In the first of the two cases, Sunaina Bhatia, a 35-year-old woman was presented to Columbia Asia Hospital Pune, on the verge of suffering a cardio respiratory arrest because of a brain tumour.
While in the other case, Arshan Usmani, a 21-year-old man who was almost brain-dead due to a severe head injury caused by a road accident.
Both the patients had stopped breathing and their hearts were not functioning when they were brought in to the hospital. Even the pupils of these patients were not reacting to the light.
Explaining Bhatia’s criticality, Dr Pravin Survashe, Consultant, Neurosurgeon, Columbia Asia Hospital, Pune said, “The patient was almost brain-dead when we took her in for surgery. The emergency CPR ensured that oxygenated blood continued to flow into the brain and heart giving us precious minutes for further diagnosis. Despite the risks, such as memory loss or paralysis that the surgery might have caused, we immediately operated the nearly brain-dead patient for removing the brain tumour. Even a slight delay of 10 to 15 minutes would have been fatal for her life.”

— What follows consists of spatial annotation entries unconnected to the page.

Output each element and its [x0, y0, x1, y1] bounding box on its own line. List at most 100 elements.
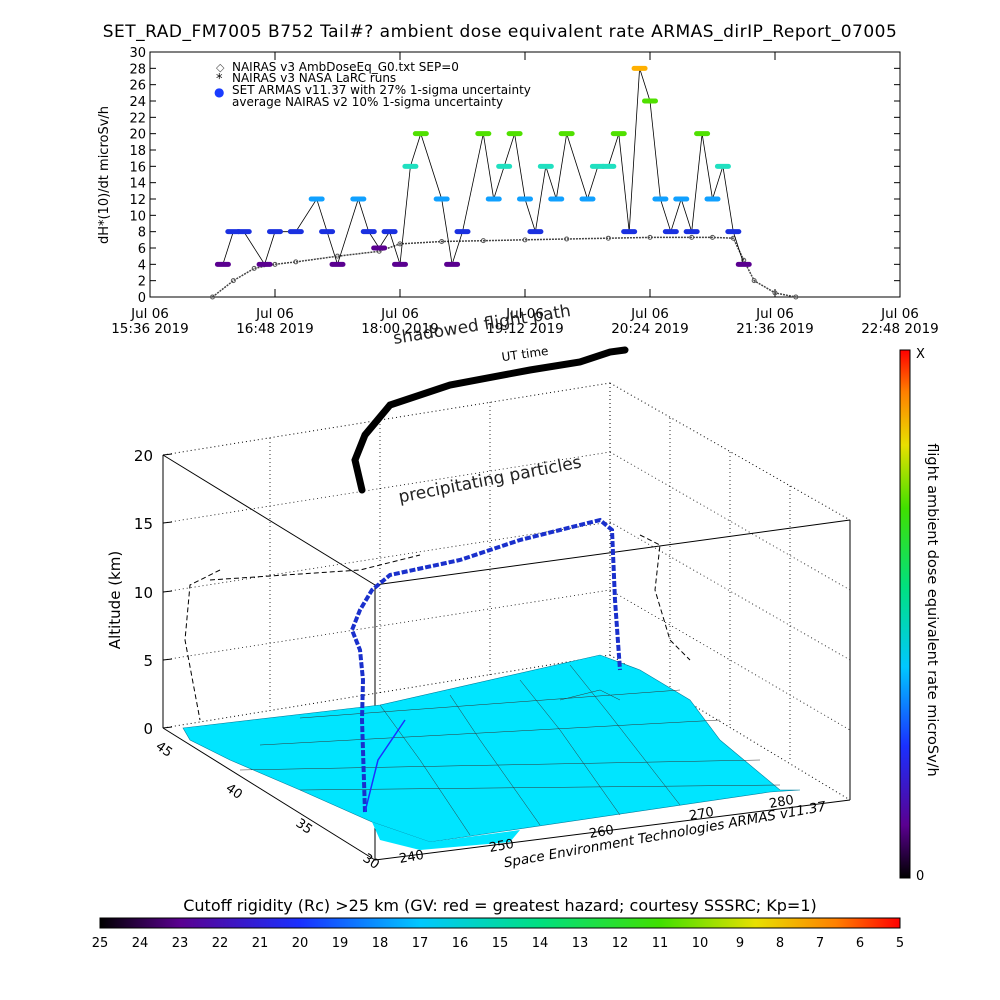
point-armas	[527, 229, 544, 235]
point-armas	[360, 229, 377, 235]
point-armas	[548, 196, 565, 202]
cutoff-tick-label: 17	[411, 936, 429, 951]
cutoff-colorbar	[99, 917, 901, 929]
cutoff-tick-label: 18	[371, 936, 389, 951]
cutoff-tick-label: 22	[211, 936, 229, 951]
latitude-tick-label: 35	[293, 816, 315, 838]
series-nairas-line	[212, 236, 796, 298]
point-armas	[412, 131, 429, 137]
point-armas	[214, 261, 231, 267]
point-armas	[350, 196, 367, 202]
point-armas	[714, 163, 731, 169]
y-tick-label: 12	[129, 193, 146, 208]
point-nairas	[293, 259, 299, 265]
flight-path-colored	[349, 517, 622, 813]
longitude-tick-label: 270	[688, 805, 715, 824]
point-armas	[673, 196, 690, 202]
point-armas	[642, 98, 658, 104]
z-tick-label: 15	[134, 515, 153, 533]
point-nairas	[230, 278, 236, 284]
dose-colorbar-title: flight ambient dose equivalent rate micr…	[924, 443, 940, 777]
latitude-tick-label: 45	[153, 739, 175, 761]
point-nairas	[710, 234, 715, 240]
x-tick-label-time: 15:36 2019	[111, 321, 189, 337]
point-armas	[537, 163, 554, 169]
ground-map-south	[372, 822, 520, 850]
point-armas	[631, 65, 648, 71]
y-tick-label: 26	[129, 79, 146, 94]
point-nairas	[439, 238, 445, 244]
point-armas	[444, 261, 461, 267]
x-tick-label-date: Jul 06	[880, 306, 919, 322]
point-armas	[735, 261, 752, 267]
point-nairas	[605, 235, 611, 241]
longitude-axis: 240 250 260 270 280	[398, 793, 795, 867]
altitude-grid	[162, 402, 851, 760]
y-tick-label: 10	[129, 209, 146, 224]
cutoff-tick-label: 10	[691, 936, 709, 951]
point-nairas	[564, 236, 570, 242]
point-armas	[329, 261, 346, 267]
z-tick-mark	[162, 453, 173, 456]
series-group	[210, 65, 799, 300]
point-armas	[621, 229, 638, 235]
legend-symbol-armas: ●	[214, 85, 224, 99]
cutoff-tick-label: 19	[331, 936, 349, 951]
point-armas	[235, 229, 252, 235]
point-armas	[485, 196, 502, 202]
point-armas	[371, 245, 388, 251]
legend-entry-nairas-g0: NAIRAS v3 AmbDoseEq_G0.txt SEP=0	[232, 60, 459, 74]
y-tick-label: 6	[138, 242, 146, 257]
cutoff-tick-label: 14	[531, 936, 549, 951]
x-tick-label-date: Jul 06	[755, 306, 794, 322]
point-nairas	[751, 278, 757, 284]
flight-shadow-mid	[209, 554, 421, 581]
point-nairas	[689, 234, 695, 240]
y-tick-label: 0	[138, 291, 146, 306]
cutoff-tick-label: 12	[611, 936, 629, 951]
shadowed-flight-path	[351, 346, 629, 494]
point-armas	[579, 196, 596, 202]
x-tick-label-date: Jul 06	[630, 306, 669, 322]
point-armas	[319, 229, 336, 235]
legend-symbol-nairas-larc: *	[216, 72, 223, 87]
cutoff-tick-label: 24	[131, 936, 149, 951]
point-armas	[454, 229, 471, 235]
legend-entry-armas: SET ARMAS v11.37 with 27% 1-sigma uncert…	[232, 83, 531, 97]
point-armas	[610, 131, 627, 137]
longitude-tick-label: 280	[768, 793, 795, 812]
x-tick-label-time: 18:00 2019	[361, 321, 439, 337]
point-armas	[267, 229, 283, 235]
point-armas	[308, 196, 325, 202]
dose-colorbar	[899, 349, 911, 879]
point-armas	[496, 163, 513, 169]
z-tick-mark	[162, 726, 173, 729]
longitude-tick-label: 250	[488, 837, 515, 856]
point-nairas	[210, 294, 215, 300]
y-tick-label: 28	[129, 62, 146, 77]
point-nairas	[647, 234, 653, 240]
cutoff-tick-label: 15	[491, 936, 509, 951]
z-tick-label: 5	[143, 652, 153, 670]
y-tick-label: 30	[129, 46, 146, 61]
point-armas	[662, 229, 679, 235]
x-tick-label-date: Jul 06	[505, 306, 544, 322]
y-tick-label: 16	[129, 160, 146, 175]
cutoff-tick-label: 25	[91, 936, 109, 951]
cutoff-tick-label: 23	[171, 936, 189, 951]
point-armas	[506, 131, 523, 137]
point-armas	[652, 196, 669, 202]
altitude-axis: 0 5 10 15 20	[134, 447, 173, 738]
dose-colorbar-bottom: 0	[916, 869, 924, 884]
y-tick-label: 20	[129, 128, 146, 143]
flight-path-ascent	[364, 719, 406, 813]
cutoff-tick-label: 5	[895, 936, 905, 951]
series-armas-line	[222, 68, 745, 266]
point-armas	[704, 196, 721, 202]
cutoff-tick-label: 11	[651, 936, 669, 951]
longitude-tick-label: 260	[588, 823, 615, 842]
y-tick-label: 8	[138, 226, 146, 241]
chart-title: SET_RAD_FM7005 B752 Tail#? ambient dose …	[102, 22, 898, 42]
point-armas	[600, 163, 617, 169]
cutoff-tick-label: 21	[251, 936, 269, 951]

Doctors said through an eight-hour long operation, the deep seeded tumour was successfully removed without any damage to the surrounding brain tissue. The patient regained consciousness the very next day. Surprisingly, her memory, speech and other brain functions were completely intact and normal.
While explaining about Usamani’s case, Survashe added, “He was suffering from extradural haemorrhage on right side of the brain. Bleeding inside the skull caused the formation of an intracranial blood clot, causing an increase in pressure inside the skull which might have led to permanent brain damage and even death. An emergency surgery was quickly and methodically conducted, and the clot was removed within 20 minutes of the patient arriving at the hospital. Time was of utmost importance in this case, as any further delay of even a second would result in death of thousands of neurons, and would have greatly decreased the chances of survival.”
Dr Amit Dhakoji, a neurologist from Sahyadri hospital in Pune, said, “Once the tumour grows and becomes big, it becomes life threatening. It is good that the doctor preferred giving CPR first and then operated upon the patient. Also, extradural haemorrhage is not very rare, but it can be fatal if timely and effective treatment is not provided.”